Not surprising, I think we would need a Openbios based ’NDRV’ for the virtio-blk device.
Yeah that's just about it - since the native OS doesn't have a virtio-blk-pci driver then someone would need to write an NDRV similar to the way in which Ben wrote the QEMU VGA driver. Don't suppose you know anyone with any MacOS 9 development experience who might be interested?
Booting the Trampoline was much faster with this driver, at least 2-3x.

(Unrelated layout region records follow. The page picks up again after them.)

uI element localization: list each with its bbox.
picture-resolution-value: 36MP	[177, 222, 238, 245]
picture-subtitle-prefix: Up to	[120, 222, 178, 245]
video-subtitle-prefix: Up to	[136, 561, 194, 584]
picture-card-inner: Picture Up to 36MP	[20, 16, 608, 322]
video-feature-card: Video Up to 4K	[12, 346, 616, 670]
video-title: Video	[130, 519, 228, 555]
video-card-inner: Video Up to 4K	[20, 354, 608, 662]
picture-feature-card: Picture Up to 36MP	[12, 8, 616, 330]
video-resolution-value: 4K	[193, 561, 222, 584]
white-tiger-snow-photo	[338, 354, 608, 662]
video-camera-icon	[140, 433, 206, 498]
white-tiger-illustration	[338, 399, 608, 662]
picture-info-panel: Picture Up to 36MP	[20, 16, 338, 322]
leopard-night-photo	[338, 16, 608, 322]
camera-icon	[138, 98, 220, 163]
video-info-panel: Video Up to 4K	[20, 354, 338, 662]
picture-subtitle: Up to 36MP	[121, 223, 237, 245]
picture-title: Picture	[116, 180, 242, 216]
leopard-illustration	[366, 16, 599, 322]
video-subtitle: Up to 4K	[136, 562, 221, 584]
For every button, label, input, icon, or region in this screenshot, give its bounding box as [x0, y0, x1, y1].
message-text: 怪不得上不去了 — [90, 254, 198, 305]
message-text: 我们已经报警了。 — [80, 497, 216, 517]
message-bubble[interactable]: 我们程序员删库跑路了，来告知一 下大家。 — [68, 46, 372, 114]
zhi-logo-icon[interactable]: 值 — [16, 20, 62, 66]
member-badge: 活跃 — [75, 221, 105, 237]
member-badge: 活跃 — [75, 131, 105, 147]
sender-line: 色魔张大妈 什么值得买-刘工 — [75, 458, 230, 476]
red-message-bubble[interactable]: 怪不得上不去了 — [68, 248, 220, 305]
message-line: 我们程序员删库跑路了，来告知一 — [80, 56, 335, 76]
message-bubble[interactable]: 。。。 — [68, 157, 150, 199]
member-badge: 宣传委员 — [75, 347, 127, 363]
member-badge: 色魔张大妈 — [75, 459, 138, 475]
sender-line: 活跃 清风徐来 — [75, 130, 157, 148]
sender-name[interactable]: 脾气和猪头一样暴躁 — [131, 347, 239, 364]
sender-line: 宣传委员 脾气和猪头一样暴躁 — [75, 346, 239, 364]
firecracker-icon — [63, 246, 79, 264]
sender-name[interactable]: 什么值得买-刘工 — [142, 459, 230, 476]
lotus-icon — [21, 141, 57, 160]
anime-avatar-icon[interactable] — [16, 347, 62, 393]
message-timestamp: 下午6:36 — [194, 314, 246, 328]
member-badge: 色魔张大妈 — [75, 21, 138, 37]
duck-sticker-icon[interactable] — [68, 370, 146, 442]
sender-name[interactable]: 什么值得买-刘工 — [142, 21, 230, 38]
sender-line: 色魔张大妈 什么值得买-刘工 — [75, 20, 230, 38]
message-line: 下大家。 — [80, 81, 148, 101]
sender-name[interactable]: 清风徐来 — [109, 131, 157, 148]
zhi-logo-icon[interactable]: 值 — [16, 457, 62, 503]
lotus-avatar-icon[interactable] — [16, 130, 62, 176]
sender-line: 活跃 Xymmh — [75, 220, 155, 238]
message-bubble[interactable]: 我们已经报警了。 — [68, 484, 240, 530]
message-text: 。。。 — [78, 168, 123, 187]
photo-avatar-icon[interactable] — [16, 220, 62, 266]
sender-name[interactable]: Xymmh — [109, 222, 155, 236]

Glad that you found it useful :)
ATB,
Mark.
On Wed, 17 Oct 2018, Mark Cave-Ayland wrote:
Yeah that's just about it - since the native OS doesn't have a virtio-blk-pci driver then someone would need to write an NDRV similar to the way in which Ben wrote the QEMU VGA driver. Don't suppose you know anyone with any MacOS 9 development experience who might be interested?
I think Mac-On-Linux (or some other Mac virtualisation software, I don't know these too much) has some drivers which are not virtio but a similar paravirtualised driver that probably could be adapted. This may be easier than writing a driver from scratch as the framework is already there, only the way to talk to the hypervisor should be replaced (or the way it works on MOL could be implemented in QEMU whichever is simpler). Not sure how much work this would be, just an idea if someone wants to take a look and try.
Regards, BALATON Zoltan
On Oct 17, 2018, at 5:05 PM, Mark Cave-Ayland mark.cave-ayland@ilande.co.uk wrote:
On 17/10/2018 16:28, Jd Lyons via OpenBIOS wrote:
That’s pretty cool Mark, is the virtue-blk driver only good for CDROM image files, or can we use it on HD images as well.
I gave it a go with a Mac OS 9 image file, and was able to boot over the Trampoline into the Mac OS Nano Kernel, but it couldn’t find the System Folder, so booting halted with the ? Icon.
Not surprising, I think we would need a Openbios based ’NDRV’ for the virtio-blk device.
Yeah that's just about it - since the native OS doesn't have a virtio-blk-pci driver then someone would need to write an NDRV similar to the way in which Ben wrote the QEMU VGA driver. Don't suppose you know anyone with any MacOS 9 development experience who might be interested?
Booting the Trampoline was much faster with this driver, at least 2-3x.
Glad that you found it useful :)
ATB,
Mark.
Unfortunately Apple’s documentation on ‘NDRV’s is next to useless, tho there is some code for a SCSI disk driver in the PCI DDK 3.0. so that’s something.
I’ve hacked together some video card ‘NDRV’s for Radeon chips used in Mac’s that didn’t natively support OS 9, but I had the code from OS X to work with.
I know some skilled coders for the classic Mac OS, so maybe one day we can get something like this going. I know there was some effort to get a virtio driver for OS X, so maybe someone has that code around.